Comme un souffle chaud, la caresse nocturne et moite de l'air estival new-yorkais: la nouvelle œuvre de Bowery Electric séduit par son velours sonore. Un somptueux tissu d'orchestrations samplées qui invitent l'auditeur à une dérive sans contrôle. Une immersion profonde en eaux troubles.

Créé au milieu des années 90 par Martha Schwendener et Lawrence Chandler, un couple de musiciens fascinés par les expérimentations artistiques de La Monte Young et par le rock abrasif de My Bloody Valentine, Bowery Electric s'est affirmé rapidement comme un des groupes américains les plus novateurs. En rupture avec toute la vague postgrunge ou indus-metal, deux courants alors dominants outre-Atlantique, le duo développe de lentes mélopées basées sur une utilisation hypnotique de la guitare et de sons électroniques traités en boucles. Psychédélique et entêtante, la musique des premiers enregistrements affiche clairement l'influence des artistes sérialistes et des précurseurs de la noisy pop.

Le groupe développe des atmosphères denses et enveloppantes. «Cet art de créer des climats, nous l'avons en partie hérité de groupes comme New Order, précise Martha Schwendener, chanteuse et musicienne du duo. Je n'ai cessé d'écouter leurs disques dans les années 80. Leur musique avait alors une gravité, une profondeur que l'on ne trouvait dans aucun autre groupe. Sans être ouvertement politique, New Order imposait une vision alternative grâce aux émotions véhiculées. Nous étions aussi de grands admirateurs de Cocteau Twins. Ils ont marqué les années 80 par leur art de superposer les couches sonores. Malheureusement, leur musique n'a pas vraiment évolué depuis.» Une critique qui ne s'applique pas au parcours musical de Bowery Electric.

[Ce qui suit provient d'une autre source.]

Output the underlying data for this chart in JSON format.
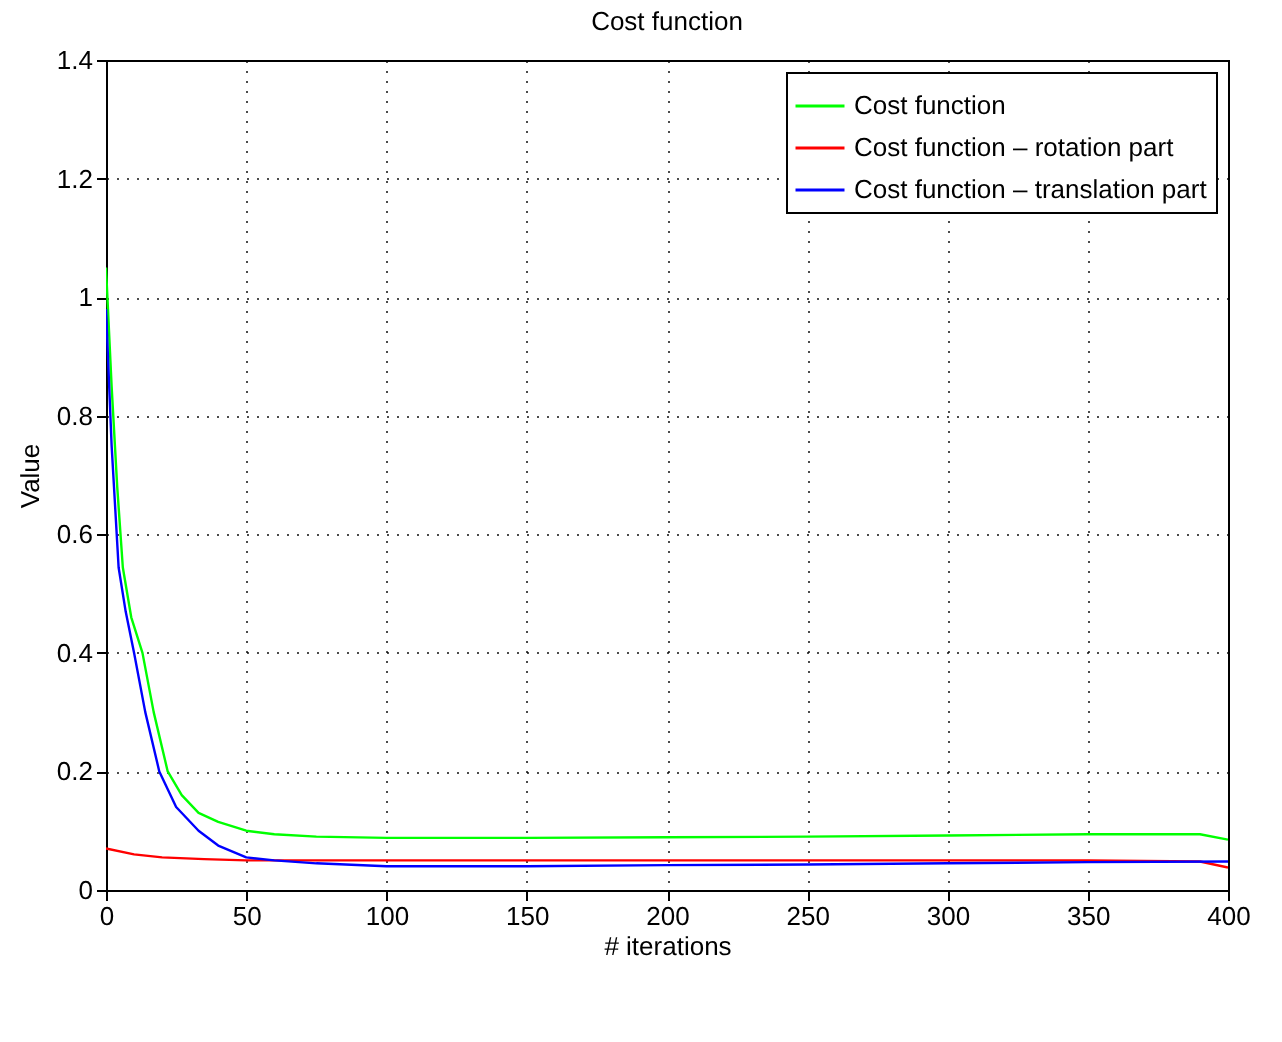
{
  "chart_data": {
    "type": "line",
    "title": "Cost function",
    "xlabel": "# iterations",
    "ylabel": "Value",
    "xlim": [
      0,
      400
    ],
    "ylim": [
      0,
      1.4
    ],
    "xticks": [
      0,
      50,
      100,
      150,
      200,
      250,
      300,
      350,
      400
    ],
    "yticks": [
      0,
      0.2,
      0.4,
      0.6,
      0.8,
      1,
      1.2,
      1.4
    ],
    "grid": true,
    "legend": "top right",
    "marker": "none",
    "line_style": "solid",
    "series": [
      {
        "name": "Cost function",
        "color": "#00ff00",
        "x": [
          0,
          2,
          4,
          6,
          9,
          13,
          17,
          22,
          27,
          33,
          40,
          50,
          60,
          75,
          100,
          150,
          200,
          250,
          300,
          350,
          390,
          400
        ],
        "values": [
          1.05,
          0.85,
          0.68,
          0.544,
          0.46,
          0.4,
          0.3,
          0.2,
          0.16,
          0.13,
          0.115,
          0.1,
          0.094,
          0.09,
          0.088,
          0.088,
          0.089,
          0.09,
          0.092,
          0.094,
          0.094,
          0.085
        ]
      },
      {
        "name": "Cost function – rotation part",
        "color": "#ff0000",
        "x": [
          0,
          10,
          20,
          35,
          50,
          100,
          200,
          300,
          350,
          390,
          400
        ],
        "values": [
          0.07,
          0.06,
          0.055,
          0.052,
          0.05,
          0.05,
          0.05,
          0.05,
          0.05,
          0.048,
          0.038
        ]
      },
      {
        "name": "Cost function – translation part",
        "color": "#0000ff",
        "x": [
          0,
          2,
          4.5,
          7,
          10,
          14,
          19,
          25,
          33,
          40,
          50,
          60,
          75,
          100,
          150,
          200,
          250,
          300,
          350,
          400
        ],
        "values": [
          0.98,
          0.75,
          0.544,
          0.47,
          0.4,
          0.3,
          0.2,
          0.14,
          0.1,
          0.075,
          0.055,
          0.05,
          0.045,
          0.04,
          0.04,
          0.042,
          0.043,
          0.045,
          0.047,
          0.048
        ]
      }
    ]
  }
}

Installé à Brooklyn, dans un quartier où le hip-hop tient le haut du pavé, le duo absorbe les basses profondes et les syncopes lancinantes du rap. Une coloration nouvelle qui éclaire leur deuxième album, le très sonique Beat. Un disque plus rythmique qui permet au duo de travailler plus encore les textures sonores. Passionné par les nouvelles tendances électroniques, le duo confie les bandes de cet album à des remixeurs tels Matt Elliot, de Third Eye Foundation, Colin Newman, de Wire, ou Robert Hampson, de Main. De cette collaboration naîtra Vertigo, disque de remixes audacieux qui prolonge la musique du groupe aux confins de l'electronica la plus dépouillée.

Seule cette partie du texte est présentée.